Ein solcher Sachverhalt ist hier nicht gegeben. Es handelt sich im Streitfall nicht um die Frage, ob das FA mit der Aufhebung von Steuerbescheiden und einheitlichen Gewinnfeststellungsbescheiden auf die Geltendmachung von Steueransprüchen gegenüber dem Steuerschuldner verzichtet, weil es der Ansicht ist, daß der gesetzliche Tatbestand, an den die Entstehung der Steuer und ihre gesetzlich vorgeschriebene Geltendmachung geknüpft ist, nicht erfüllt ist. In Fällen der Lohnsteuerhaftung, um die es hier geht, weil der Arbeitgeber die Lohnsteuer nicht einbehalten und ans FA abgeführt hat, ist dieses berechtigt, aber nicht verpflichtet, wegen der nachzufordernden Lohnsteuerbeträge gegen den Arbeitgeber einen Haftungsbescheid zu erlassen.
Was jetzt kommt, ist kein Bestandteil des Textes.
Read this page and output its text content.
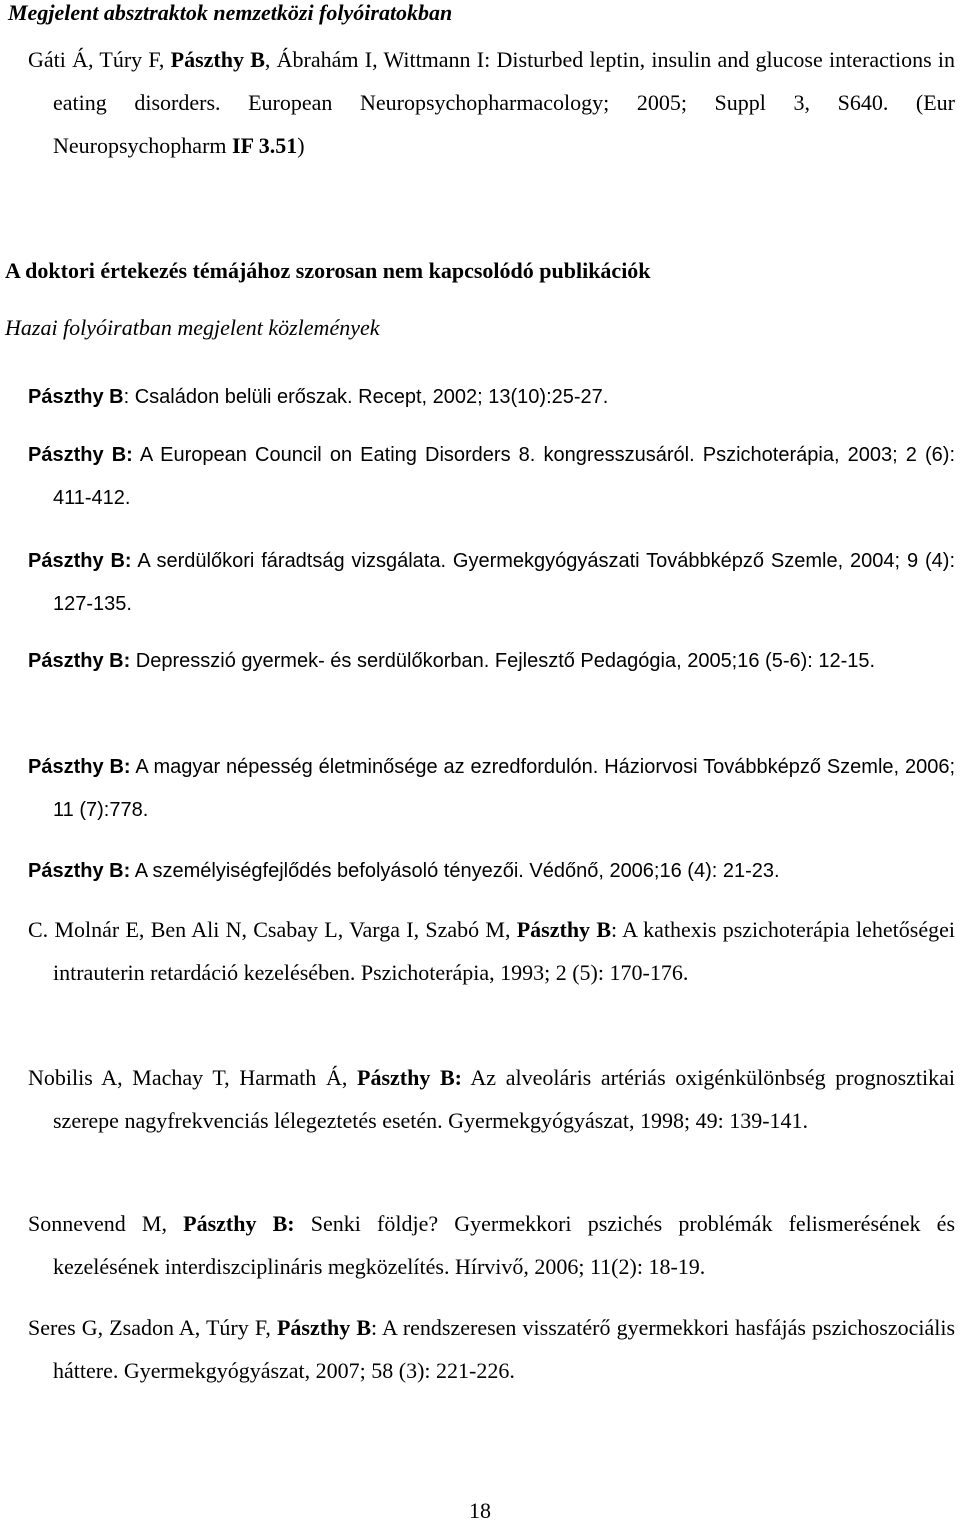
Megjelent absztraktok nemzetközi folyóiratokban

Gáti Á, Túry F, Pászthy B, Ábrahám I, Wittmann I: Disturbed leptin, insulin and glucose interactions in eating disorders. European Neuropsychopharmacology; 2005; Suppl 3, S640. (Eur Neuropsychopharm IF 3.51)

A doktori értekezés témájához szorosan nem kapcsolódó publikációk

Hazai folyóiratban megjelent közlemények

Pászthy B: Családon belüli erőszak. Recept, 2002; 13(10):25-27.

Pászthy B: A European Council on Eating Disorders 8. kongresszusáról. Pszichoterápia, 2003; 2 (6): 411-412.

Pászthy B: A serdülőkori fáradtság vizsgálata. Gyermekgyógyászati Továbbképző Szemle, 2004; 9 (4): 127-135.

Pászthy B: Depresszió gyermek- és serdülőkorban. Fejlesztő Pedagógia, 2005;16 (5-6): 12-15.

Pászthy B: A magyar népesség életminősége az ezredfordulón. Háziorvosi Továbbképző Szemle, 2006; 11 (7):778.

Pászthy B: A személyiségfejlődés befolyásoló tényezői. Védőnő, 2006;16 (4): 21-23.

C. Molnár E, Ben Ali N, Csabay L, Varga I, Szabó M, Pászthy B: A kathexis pszichoterápia lehetőségei intrauterin retardáció kezelésében. Pszichoterápia, 1993; 2 (5): 170-176.

Nobilis A, Machay T, Harmath Á, Pászthy B: Az alveoláris artériás oxigénkülönbség prognosztikai szerepe nagyfrekvenciás lélegeztetés esetén. Gyermekgyógyászat, 1998; 49: 139-141.

Sonnevend M, Pászthy B: Senki földje? Gyermekkori pszichés problémák felismerésének és kezelésének interdiszciplináris megközelítés. Hírvivő, 2006; 11(2): 18-19.

Seres G, Zsadon A, Túry F, Pászthy B: A rendszeresen visszatérő gyermekkori hasfájás pszichoszociális háttere. Gyermekgyógyászat, 2007; 58 (3): 221-226.

18
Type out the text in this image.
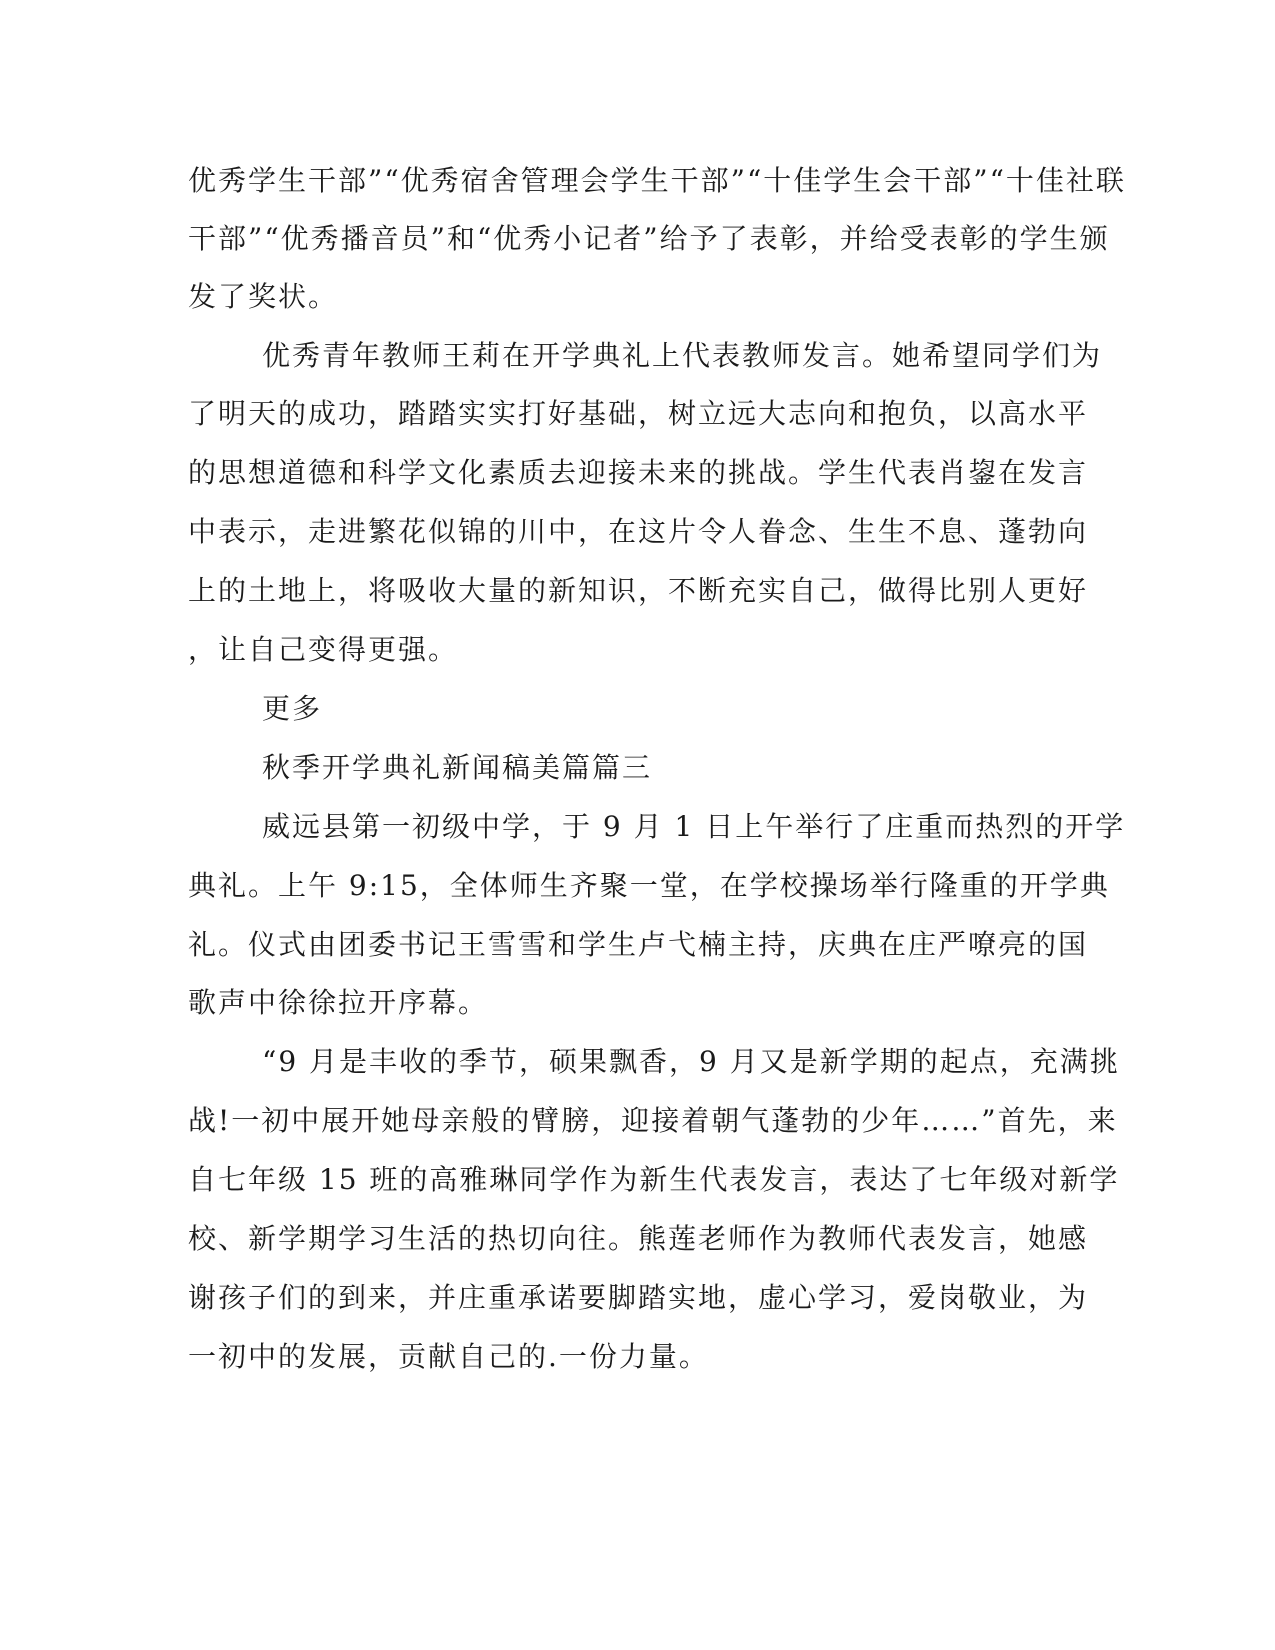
优秀学生干部”“优秀宿舍管理会学生干部”“十佳学生会干部”“十佳社联
干部”“优秀播音员”和“优秀小记者”给予了表彰，并给受表彰的学生颁
发了奖状。
优秀青年教师王莉在开学典礼上代表教师发言。她希望同学们为
了明天的成功，踏踏实实打好基础，树立远大志向和抱负，以高水平
的思想道德和科学文化素质去迎接未来的挑战。学生代表肖鋆在发言
中表示，走进繁花似锦的川中，在这片令人眷念、生生不息、蓬勃向
上的土地上，将吸收大量的新知识，不断充实自己，做得比别人更好
，让自己变得更强。
更多
秋季开学典礼新闻稿美篇篇三
威远县第一初级中学，于 9 月 1 日上午举行了庄重而热烈的开学
典礼。上午 9:15，全体师生齐聚一堂，在学校操场举行隆重的开学典
礼。仪式由团委书记王雪雪和学生卢弋楠主持，庆典在庄严嘹亮的国
歌声中徐徐拉开序幕。
“9 月是丰收的季节，硕果飘香，9 月又是新学期的起点，充满挑
战!一初中展开她母亲般的臂膀，迎接着朝气蓬勃的少年……”首先，来
自七年级 15 班的高雅琳同学作为新生代表发言，表达了七年级对新学
校、新学期学习生活的热切向往。熊莲老师作为教师代表发言，她感
谢孩子们的到来，并庄重承诺要脚踏实地，虚心学习，爱岗敬业，为
一初中的发展，贡献自己的.一份力量。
Es obliegt seinem pflichtgemäßen Ermessen, ob es den Arbeitgeber als Haftungsschuldner oder den Arbeitnehmer als Steuerschuldner in Anspruch nehmen will. Hebt daher das FA einen gegen den Arbeitgeber erlassenen Haftungsbescheid ohne nähere Begründung "ersatzlos" auf, so kann der Arbeitgeber, gegen den sich der Haftungsbescheid richtet, die ersatzlose Aufhebung des Bescheides dahin verstehen, daß das FA auf die Geltendmachung des Haftungsanspruchs gegen ihn überhaupt verzichtet. Damit ist aber noch nichts darüber ausgesagt, ob das FA den Steueranspruch auch gegenüber den Arbeitnehmern als Steuerschuldnern fallen läßt. Die ersatzlose Aufhebung eines Haftungsbescheids beinhaltet also nicht ohne weiteres einen Freistellungsbescheid in dem Sinne, daß das FA hiermit endgültig auch auf die Geltendmachung des Steueranspruchs gegenüber dem Arbeitnehmer als Steuerschuldner verzichtet.
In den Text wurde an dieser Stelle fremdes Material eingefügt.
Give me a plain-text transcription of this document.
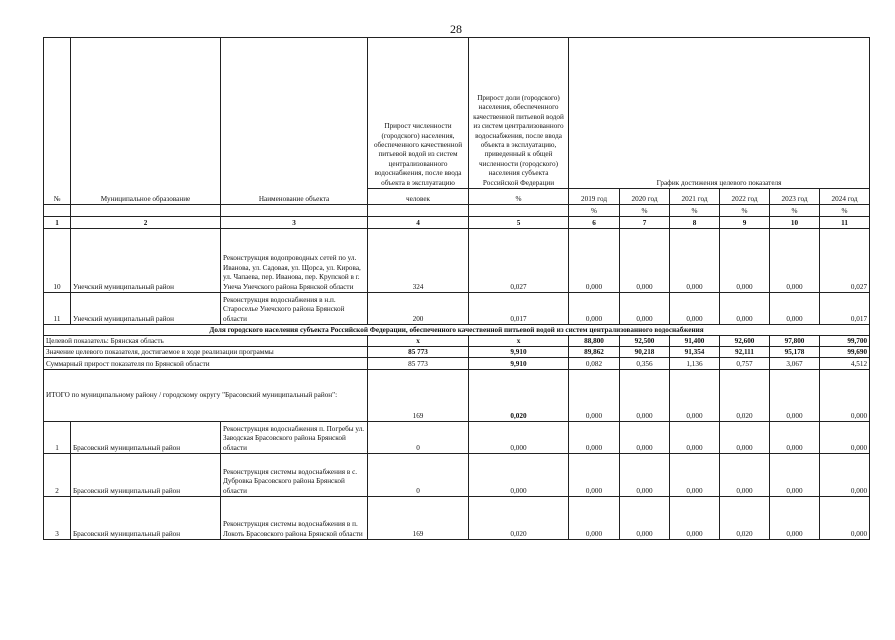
28
№	Муниципальное образование	Наименование объекта	Прирост численности (городского) населения, обеспеченного качественной питьевой водой из систем централизованного водоснабжения, после ввода объекта в эксплуатацию	Прирост доли (городского) населения, обеспеченного качественной питьевой водой из систем централизованного водоснабжения, после ввода объекта в эксплуатацию, приведенный к общей численности (городского) населения субъекта Российской Федерации	График достижения целевого показателя					
			человек	%	2019 год	2020 год	2021 год	2022 год	2023 год	2024 год
					%	%	%	%	%	%
1	2	3	4	5	6	7	8	9	10	11
10	Унечский муниципальный район	Реконструкция водопроводных сетей по ул. Иванова, ул. Садовая, ул. Щорса, ул. Кирова, ул. Чапаева, пер. Иванова, пер. Крупской в г. Унеча Унечского района Брянской области	324	0,027	0,000	0,000	0,000	0,000	0,000	0,027
11	Унечский муниципальный район	Реконструкция водоснабжения в н.п. Староселье Унечского района Брянской области	200	0,017	0,000	0,000	0,000	0,000	0,000	0,017
Доля городского населения субъекта Российской Федерации, обеспеченного качественной питьевой водой из систем централизованного водоснабжения										
Целевой показатель: Брянская область			x	x	88,800	92,500	91,400	92,600	97,800	99,700
Значение целевого показателя, достигаемое в ходе реализации программы			85 773	9,910	89,862	90,218	91,354	92,111	95,178	99,690
Суммарный прирост показателя по Брянской области			85 773	9,910	0,082	0,356	1,136	0,757	3,067	4,512
ИТОГО по муниципальному району / городскому округу "Брасовский муниципальный район":			169	0,020	0,000	0,000	0,000	0,020	0,000	0,000
1	Брасовский муниципальный район	Реконструкция водоснабжения п. Погребы ул. Заводская Брасовского района Брянской области	0	0,000	0,000	0,000	0,000	0,000	0,000	0,000
2	Брасовский муниципальный район	Реконструкция системы водоснабжения в с. Дубровка Брасовского района Брянской области	0	0,000	0,000	0,000	0,000	0,000	0,000	0,000
3	Брасовский муниципальный район	Реконструкция системы водоснабжения в п. Локоть Брасовского района Брянской области	169	0,020	0,000	0,000	0,000	0,020	0,000	0,000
Die Entscheidung des Senats steht ebenfalls nicht in Widerspruch zu dem Urteil des Senats vom 11. Juli 1986 VI R 105/83, BFHE 147, 113, BStBl II 1986, 775, da es sich auch dort um einen anderen Sachverhalt handelte. In jenem Urteilsfall hatte das FA einen Bescheid aufgehoben, durch den es Arbeitnehmer-Sparzulagen für zurückliegende Jahre zurückgefordert hatte. Es war der Ansicht, der Arbeitnehmer habe die Sparzulagen nach § 13 Abs. 4 des Dritten Vermögensbildungsgesetzes zurückzuzahlen, weil einer der dort genannten Tatbestände erfüllt sei. Dieser Sachverhalt unterscheidet sich von dem des Streitfalls maßgeblich dadurch, daß die Geltendmachung des Rückforderungsanspruchs nicht auf einer Ermessensentscheidung des FA beruhte und das FA im Aufhebungsbescheid unter Bezugnahme auf § 125 Abs. 1 AO 1977 den Grund angegeben hatte, weshalb es den ursprünglichen Rückforderungsbescheid aufhebt. Das Wort "ersatzlos" wurde dabei nicht verwendet. Der Senat hielt bei diesem Sachverhalt den Erlaß eines neuen Rückforderungsbescheids ohne weiteres für zulässig.